Hinzu kommt, dass sich keineswegs bei allen vorangegangen Giftgasanschlägen das syrische Regime als Täter ausmachen ließ. Wer für den Sarin-Anschlag im Jahr 2013 in Ghouta verantwortlich war, ist bis heute nicht geklärt; zwar schreibt die OPCW der syrischen Armee einige Chlorgasanschläge zu, doch reichen die entsprechenden Berichte bei rechtem Lichte betrachtet nicht für eine Verurteilung (mehr dazu in meiner Analyse über dieses Thema).
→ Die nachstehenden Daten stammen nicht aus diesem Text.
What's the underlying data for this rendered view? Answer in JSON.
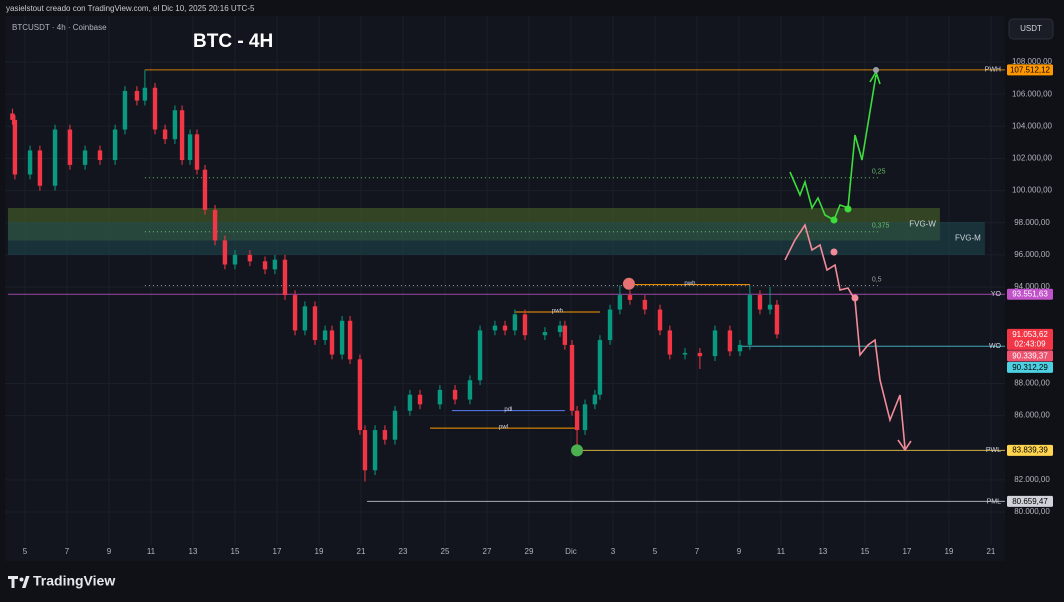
{
  "header": {
    "caption": "yasielstout creado con TradingView.com, el Dic 10, 2025 20:16 UTC-5",
    "symbol": "BTCUSDT · 4h · Coinbase",
    "currency": "USDT",
    "brand": "TradingView"
  },
  "chart_data": {
    "type": "candlestick",
    "title": "BTC - 4H",
    "x": [
      -0.6,
      -0.48,
      0.24,
      0.71,
      1.43,
      2.14,
      2.86,
      3.57,
      4.29,
      4.76,
      5.33,
      5.71,
      6.19,
      6.67,
      7.14,
      7.48,
      7.86,
      8.19,
      8.57,
      9.05,
      9.52,
      10.0,
      10.71,
      11.43,
      11.9,
      12.38,
      12.86,
      13.33,
      13.81,
      14.29,
      14.62,
      15.1,
      15.48,
      15.95,
      16.19,
      16.67,
      17.14,
      17.62,
      18.33,
      18.81,
      19.76,
      20.48,
      21.19,
      21.67,
      22.38,
      22.86,
      23.33,
      23.81,
      24.76,
      25.48,
      25.71,
      26.05,
      26.29,
      26.67,
      27.14,
      27.38,
      27.86,
      28.33,
      28.81,
      29.52,
      30.24,
      30.71,
      31.43,
      32.14,
      32.86,
      33.57,
      34.05,
      34.52,
      35.0,
      35.48,
      35.81
    ],
    "open": [
      104800,
      104400,
      101000,
      102500,
      100300,
      103800,
      101600,
      102500,
      101900,
      103800,
      106200,
      105600,
      106400,
      103800,
      103200,
      105000,
      101900,
      103500,
      101300,
      98800,
      96900,
      95400,
      96000,
      95600,
      95100,
      95700,
      93500,
      91300,
      92800,
      90700,
      91300,
      89800,
      91900,
      89500,
      85100,
      82600,
      85100,
      84500,
      86300,
      87300,
      86700,
      87600,
      87000,
      88200,
      91300,
      91600,
      91300,
      92300,
      91000,
      91200,
      91600,
      90400,
      86300,
      85100,
      86700,
      87300,
      90700,
      92600,
      93500,
      93200,
      92600,
      91300,
      89800,
      89900,
      89700,
      91300,
      90000,
      90400,
      93500,
      92600,
      92900
    ],
    "high": [
      105100,
      104700,
      102800,
      102800,
      104100,
      104100,
      102800,
      102800,
      104100,
      106500,
      106500,
      107512.12,
      106700,
      104100,
      105300,
      105300,
      103800,
      103800,
      101600,
      99100,
      97200,
      96300,
      96300,
      95900,
      96000,
      96000,
      93800,
      93100,
      93100,
      91600,
      91600,
      92200,
      92200,
      89800,
      85400,
      85400,
      85400,
      86600,
      87600,
      87600,
      87900,
      87900,
      88500,
      91600,
      91900,
      91900,
      92600,
      92600,
      91500,
      91900,
      91900,
      90700,
      86600,
      87000,
      87600,
      91000,
      92900,
      94100,
      93800,
      93500,
      92900,
      91600,
      90200,
      90200,
      91600,
      91600,
      90700,
      94100,
      93800,
      94000,
      93200
    ],
    "low": [
      104100,
      100700,
      100700,
      100000,
      100000,
      101300,
      101300,
      101600,
      101600,
      103500,
      105300,
      105300,
      103500,
      102900,
      102900,
      101600,
      101600,
      101000,
      98500,
      96600,
      95100,
      95100,
      95300,
      94800,
      94800,
      93200,
      91000,
      91000,
      90400,
      90400,
      89500,
      89500,
      89200,
      84800,
      81900,
      82300,
      84200,
      84200,
      86000,
      86400,
      86400,
      86700,
      86700,
      87900,
      91000,
      91000,
      91000,
      90700,
      90700,
      90900,
      90100,
      86000,
      83900,
      84800,
      86400,
      87000,
      90400,
      92300,
      92900,
      92300,
      91000,
      89500,
      89500,
      88900,
      89400,
      89700,
      89700,
      90100,
      92300,
      92300,
      90800
    ],
    "close": [
      104400,
      101000,
      102500,
      100300,
      103800,
      101600,
      102500,
      101900,
      103800,
      106200,
      105600,
      106400,
      103800,
      103200,
      105000,
      101900,
      103500,
      101300,
      98800,
      96900,
      95400,
      96000,
      95600,
      95100,
      95700,
      93500,
      91300,
      92800,
      90700,
      91300,
      89800,
      91900,
      89500,
      85100,
      82600,
      85100,
      84500,
      86300,
      87300,
      86700,
      87600,
      87000,
      88200,
      91300,
      91600,
      91300,
      92300,
      91000,
      91200,
      91600,
      90400,
      86300,
      85100,
      86700,
      87300,
      90700,
      92600,
      93500,
      93200,
      92600,
      91300,
      89800,
      89900,
      89700,
      91300,
      90000,
      90400,
      93500,
      92600,
      92900,
      91053.62
    ],
    "up_color": "#089981",
    "down_color": "#f23645",
    "grid": true,
    "xlim": [
      -0.81,
      46.67
    ],
    "xticks": [
      {
        "value": 0,
        "label": "5"
      },
      {
        "value": 2,
        "label": "7"
      },
      {
        "value": 4,
        "label": "9"
      },
      {
        "value": 6,
        "label": "11"
      },
      {
        "value": 8,
        "label": "13"
      },
      {
        "value": 10,
        "label": "15"
      },
      {
        "value": 12,
        "label": "17"
      },
      {
        "value": 14,
        "label": "19"
      },
      {
        "value": 16,
        "label": "21"
      },
      {
        "value": 18,
        "label": "23"
      },
      {
        "value": 20,
        "label": "25"
      },
      {
        "value": 22,
        "label": "27"
      },
      {
        "value": 24,
        "label": "29"
      },
      {
        "value": 26,
        "label": "Dic"
      },
      {
        "value": 28,
        "label": "3"
      },
      {
        "value": 30,
        "label": "5"
      },
      {
        "value": 32,
        "label": "7"
      },
      {
        "value": 34,
        "label": "9"
      },
      {
        "value": 36,
        "label": "11"
      },
      {
        "value": 38,
        "label": "13"
      },
      {
        "value": 40,
        "label": "15"
      },
      {
        "value": 42,
        "label": "17"
      },
      {
        "value": 44,
        "label": "19"
      },
      {
        "value": 46,
        "label": "21"
      }
    ],
    "ylim": [
      78260,
      109370
    ],
    "yticks": [
      {
        "value": 108000,
        "label": "108.000,00"
      },
      {
        "value": 106000,
        "label": "106.000,00"
      },
      {
        "value": 104000,
        "label": "104.000,00"
      },
      {
        "value": 102000,
        "label": "102.000,00"
      },
      {
        "value": 100000,
        "label": "100.000,00"
      },
      {
        "value": 98000,
        "label": "98.000,00"
      },
      {
        "value": 96000,
        "label": "96.000,00"
      },
      {
        "value": 94000,
        "label": "94.000,00"
      },
      {
        "value": 88000,
        "label": "88.000,00"
      },
      {
        "value": 86000,
        "label": "86.000,00"
      },
      {
        "value": 82000,
        "label": "82.000,00"
      },
      {
        "value": 80000,
        "label": "80.000,00"
      }
    ],
    "zones": [
      {
        "name": "FVG-W",
        "start": -0.81,
        "end": 43.57,
        "top": 98917,
        "bottom": 96900,
        "color": "#4f6b2a"
      },
      {
        "name": "FVG-M",
        "start": -0.81,
        "end": 45.71,
        "top": 98046,
        "bottom": 95993,
        "color": "#1f4a50"
      }
    ],
    "levels": [
      {
        "name": "PWH",
        "value": 107512.12,
        "label": "107.512,12",
        "start": 5.71,
        "color": "#ff9800",
        "tag_text": "#000000"
      },
      {
        "name": "YO",
        "value": 93551.63,
        "label": "93.551,63",
        "start": -0.81,
        "color": "#c152c9",
        "tag_text": "#ffffff"
      },
      {
        "name": "WO",
        "value": 90312.29,
        "label": "90.312,29",
        "start": 34.05,
        "color": "#4dd0e1",
        "tag_text": "#000000"
      },
      {
        "name": "PWL",
        "value": 83839.39,
        "label": "83.839,39",
        "start": 26.29,
        "color": "#ffd54f",
        "tag_text": "#000000"
      },
      {
        "name": "PML",
        "value": 80659.47,
        "label": "80.659,47",
        "start": 16.29,
        "color": "#d0d3da",
        "tag_text": "#000000"
      }
    ],
    "price_tags": [
      {
        "value": 91053.62,
        "label": "91.053,62",
        "sub": "02:43:09",
        "color": "#f23645"
      },
      {
        "value": 90339.37,
        "label": "90.339,37",
        "color": "#ef5370"
      }
    ],
    "fib": [
      {
        "label": "0,25",
        "value": 100799,
        "start": 5.71,
        "end": 40.71,
        "color": "#66bb6a"
      },
      {
        "label": "0,375",
        "value": 97442,
        "start": 5.71,
        "end": 40.71,
        "color": "#66bb6a"
      },
      {
        "label": "0,5",
        "value": 94086,
        "start": 5.71,
        "end": 40.71,
        "color": "#9e9e9e"
      }
    ],
    "annotations": [
      {
        "label": "pwh",
        "value": 92450,
        "start": 23.33,
        "end": 27.38,
        "color": "#ff9800"
      },
      {
        "label": "pwh",
        "value": 94150,
        "start": 28.81,
        "end": 34.52,
        "color": "#ff9800"
      },
      {
        "label": "pdl",
        "value": 86310,
        "start": 20.33,
        "end": 25.71,
        "color": "#5c7cfa"
      },
      {
        "label": "pwl",
        "value": 85220,
        "start": 19.29,
        "end": 26.29,
        "color": "#ff9800"
      }
    ],
    "markers": [
      {
        "x": 28.76,
        "value": 94200,
        "color": "#e57373"
      },
      {
        "x": 26.29,
        "value": 83839.39,
        "color": "#4caf50"
      }
    ]
  }
}
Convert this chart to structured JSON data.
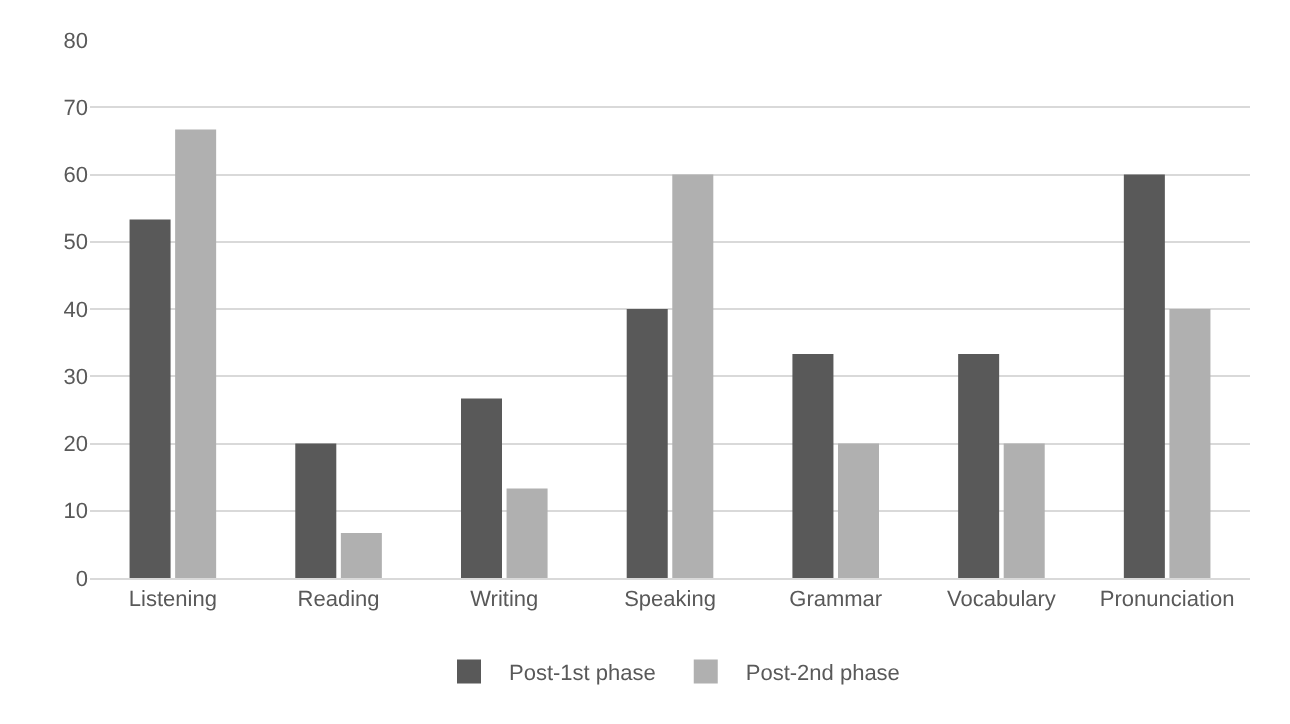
{
  "chart_data": {
    "type": "bar",
    "categories": [
      "Listening",
      "Reading",
      "Writing",
      "Speaking",
      "Grammar",
      "Vocabulary",
      "Pronunciation"
    ],
    "series": [
      {
        "name": "Post-1st phase",
        "color": "#595959",
        "values": [
          53.3,
          20,
          26.7,
          40,
          33.3,
          33.3,
          60
        ]
      },
      {
        "name": "Post-2nd phase",
        "color": "#b0b0b0",
        "values": [
          66.7,
          6.7,
          13.3,
          60,
          20,
          20,
          40
        ]
      }
    ],
    "ylim": [
      0,
      80
    ],
    "yticks": [
      0,
      10,
      20,
      30,
      40,
      50,
      60,
      70,
      80
    ],
    "grid": "y",
    "legend": "bottom"
  }
}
Den Tatort einer weiteren großen mutmaßlichen Sarin-Attacke Khan Shaykun hat die OPCW aus Sicherheitsgründen nie betreten und kommt daher lediglich durch Indizien zu dem Urteil, dass höchstwahrscheinlich die syrische Armee dafür verantwortlich war. Wie im Falle Skripal werden also lediglich auf Indizienbeweisen basierende Schuldzuschreibungen ihrerseits als Indiz genommen, dass der nächste Fall (Giftgaseinsatz in Duma) wohl ebenfalls auf denselben Täter zurückgeht.

Auch eine Aussage der Bundeskanzlerin Angela Merkel illustriert sehr schön diese neue Herangehensweise der internationalen Verbrecherbekämpfung, die das vordem gültige „Im Zweifel für den Angeklagten“ abgelöst hat. Bezüglich Russlands Vorschlag, unabhängige Experten nach Syrien einzuladen, um den Tatort zu untersuchen, sagte sie: „Das kann auch meinetwegen nochmal nachgeprüft werden. Aber das hilft uns bei der Verurteilung des Falles jetzt nicht weiter.“

Wenn Beweise nicht bereits durch die „erdrückende Indizienlast“ überflüssig gemacht werden, reicht bisweilen auch der Vermerk, sie beruhten auf streng geheimen Geheimdienstinformationen. Zum Beispiel erschien nur wenige Stunden nach der Erklärung des Militärlabors Porton Down, bei dem Stoff, mit dem die Skripals vergiftet wurden, handele es sich zwar um eine Gattung der Nervengiftgruppe „Nowitschok“, es könne jedoch nicht auf den Produzenten geschlossen werden, ein Artikel in der britischen „Times“, der sich auf nicht genannte „Experten aus Sicherheitskreisen“ beruft, die nicht nur Russland als Produktionsland ausmachen konnten – sondern gar ein ganz konkretes Labor.